“Manufacturers are becoming increasingly aware of the potential benefits of sharing data beyond the walls of their factories.”
As a result of the digital transformation taking place in industry, the digitalization of production lines (use of digital tools, networking of machines, data collection/analysis) and, beyond that, of the entire value chain, is generating growing volumes of data. These are collected by industrial robots, embedded software and all the various components of the IoT.
Manufacturers are seeking to make the most of this wealth of data, thanks in particular to artificial intelligence and machine learning, with the aim of increasing the efficiency, autonomy and adaptability of factories.
Creating value by sharing data
Most manufacturers have so far focused on the data in their ecosystems. Increasingly, they are becoming aware of the potential benefits of sharing data beyond the walls of their factories. According to an estimate by the World Economic Forum and the Boston Consulting Group, this practice could generate additional value of more than 100 billion dollars solely through the optimization of production processes.
Most often, collaboration takes place between a manufacturer and business partners (OEMs, raw material suppliers, transporters, technology companies, customers, etc.) within its value chain. It can also take place between this manufacturer and its competitors or companies outside its sector of activity to meet shared industrial challenges.
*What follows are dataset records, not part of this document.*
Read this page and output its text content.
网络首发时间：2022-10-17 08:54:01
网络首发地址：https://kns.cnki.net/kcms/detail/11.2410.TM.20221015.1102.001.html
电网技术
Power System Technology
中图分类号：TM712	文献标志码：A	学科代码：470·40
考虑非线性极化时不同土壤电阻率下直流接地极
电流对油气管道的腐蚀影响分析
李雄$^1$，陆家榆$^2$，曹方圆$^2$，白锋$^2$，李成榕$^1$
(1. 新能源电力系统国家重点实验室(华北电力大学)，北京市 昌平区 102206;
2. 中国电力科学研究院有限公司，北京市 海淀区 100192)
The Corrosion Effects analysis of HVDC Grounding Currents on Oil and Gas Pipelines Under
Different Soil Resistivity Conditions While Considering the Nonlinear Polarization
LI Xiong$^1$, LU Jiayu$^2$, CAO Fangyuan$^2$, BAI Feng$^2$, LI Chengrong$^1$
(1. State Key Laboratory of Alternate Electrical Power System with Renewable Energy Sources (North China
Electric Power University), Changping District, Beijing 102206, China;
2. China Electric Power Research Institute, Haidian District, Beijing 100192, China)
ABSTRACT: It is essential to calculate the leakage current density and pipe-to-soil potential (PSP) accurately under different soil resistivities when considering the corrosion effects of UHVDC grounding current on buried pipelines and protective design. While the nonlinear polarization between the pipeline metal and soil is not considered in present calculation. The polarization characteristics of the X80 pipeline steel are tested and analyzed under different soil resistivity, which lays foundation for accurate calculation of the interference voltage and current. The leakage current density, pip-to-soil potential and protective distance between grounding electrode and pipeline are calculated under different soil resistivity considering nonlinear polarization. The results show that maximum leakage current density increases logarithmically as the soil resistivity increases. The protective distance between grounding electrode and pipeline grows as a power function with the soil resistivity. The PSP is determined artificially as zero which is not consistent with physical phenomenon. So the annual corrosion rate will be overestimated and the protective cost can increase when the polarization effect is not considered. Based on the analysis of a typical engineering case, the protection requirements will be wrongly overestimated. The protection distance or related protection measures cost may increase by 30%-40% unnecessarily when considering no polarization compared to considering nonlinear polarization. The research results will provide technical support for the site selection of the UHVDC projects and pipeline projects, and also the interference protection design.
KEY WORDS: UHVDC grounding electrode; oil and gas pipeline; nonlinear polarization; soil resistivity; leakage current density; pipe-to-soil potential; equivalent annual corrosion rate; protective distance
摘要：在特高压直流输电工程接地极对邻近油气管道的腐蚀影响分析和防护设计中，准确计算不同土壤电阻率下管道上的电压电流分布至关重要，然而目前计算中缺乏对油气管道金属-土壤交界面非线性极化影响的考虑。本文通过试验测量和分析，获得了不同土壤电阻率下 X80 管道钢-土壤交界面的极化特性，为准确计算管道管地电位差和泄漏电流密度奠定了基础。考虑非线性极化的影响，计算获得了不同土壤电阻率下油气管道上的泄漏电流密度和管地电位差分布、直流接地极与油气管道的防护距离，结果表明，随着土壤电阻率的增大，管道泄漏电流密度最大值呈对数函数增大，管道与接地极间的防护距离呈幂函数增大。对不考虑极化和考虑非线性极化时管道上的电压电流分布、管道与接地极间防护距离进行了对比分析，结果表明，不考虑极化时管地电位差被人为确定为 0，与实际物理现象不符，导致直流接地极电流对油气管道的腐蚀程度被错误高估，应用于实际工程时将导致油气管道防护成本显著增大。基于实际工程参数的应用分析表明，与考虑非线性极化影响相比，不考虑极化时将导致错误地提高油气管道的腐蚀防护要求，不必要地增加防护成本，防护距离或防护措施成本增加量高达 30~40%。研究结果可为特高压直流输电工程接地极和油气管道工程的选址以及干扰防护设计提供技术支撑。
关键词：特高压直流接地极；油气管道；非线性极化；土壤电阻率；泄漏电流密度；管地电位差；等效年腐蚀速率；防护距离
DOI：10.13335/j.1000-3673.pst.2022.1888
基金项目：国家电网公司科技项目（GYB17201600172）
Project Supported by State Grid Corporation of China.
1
The sharing of industrial data is of interest beyond the value chain, as a basis for innovation, be it new production methods, new products or new services. This is one of the reasons why the European Commission is promoting the creation of “common and interoperable data spaces” to facilitate exchanges between Member States and businesses in key areas such as manufacturing.
Cloud platform, blockchain and privacy enhancing technologies
These spaces represent an essential building block for data sharing, which involves combining data from several sources in a single repository. The organization initiating the project thus creates a platform and services for storing, analysing and exchanging data, relying on generalist and specialist Cloud providers. It then tries to convince other organizations to join.
This can be difficult. The sharing of industrial data faces several obstacles related to trust and security. Some companies are afraid of revealing sensitive information and losing bargaining power or competitive advantage. Others worry about losing control of their data or that the value created will escape them. All of them must respect a cybersecurity imperative and minimize the threats that may result from external dissemination of data.
Blockchain technologies, through the creation of a distributed, transparent, decentralized and secure registry that provides a single, shared version of the truth, can solve some of the problems related to trust. They are particularly useful for establishing product traceability in supply chains.
“Privacy-enhancing technologies” (PETs) can be used in situations where there are important issues of industrial property, business secrets or personal data protection. Aiming to reconcile data protection with data exploitation, they generally allow users to pool their data, without disclosing its content, for analysis. Homomorphic encryption, for example, allows calculations to be performed on encrypted data, producing an encrypted result that only the owner of the data can decrypt.
More broadly, participants in data platforms need to define governance models; common rules for access and use of data that ensure security, interoperability and regulatory compliance, and that guarantee a fair distribution of the value generated. According to some, “data trusts” could be an interesting solution.
The automotive industry provides an example
The automotive supply chain is particularly complex. Spare parts are sourced from multiple suppliers around the world and are shipped to different factories. The automotive industry relies on sprawling networks of transporters and logistics processes that require perfect coordination, such as cross-docking (a method of organizing logistics flows that consists of moving goods from the arrival docks of a platform to the departure docks, without passing through a storage warehouse). For this reason, it already provides several examples of industrial data sharing platforms.
Since 2020, Volkswagen’s “industrial cloud” has assembled data from its manufacturing plants and is open to technology service providers and other manufacturing companies. Developed in collaboration with AWS and Siemens on the app store model, this platform is intended to become a marketplace where participants can propose or choose solutions to improve industrial production and logistics. In the same spirit, BMW and Microsoft presented the Open Manufacturing Platform. Built on Azure IoT, the industry standards and open data models of this technological architecture aim to support the development of offerings for the connected factory.
Toyota, Fiat, General Motors and other major car manufacturers are collaborating in AutoSphere, a community of OEMs, suppliers and transport and logistics companies created by Surgere. Acting as a third party, the company provides software and hardware solutions based on sensor technologies, such as RFID tags on returnable containers, that enable the collection and analysis of transactional data at every stage of the supply chain.
Decarbonizing production lines
In 2021, NTT Com announced a successful trial of industrial data sharing between Japan, Germany and Switzerland with a prototype platform using the International Data Spaces (IDS) standard supporting data sovereignty within the GAIA-X ecosystem. The test data, assumed to be highly confidential, was securely transmitted from Switzerland to designated sites in Germany and Japan. The data covered electricity consumption, on the assumption that they would be used by the different parties to calculate CO2 emissions generated by the manufacture of specific products and to review their processes. This experiment demonstrates that sharing industrial data could help minimize the carbon footprint of different sectors of activity.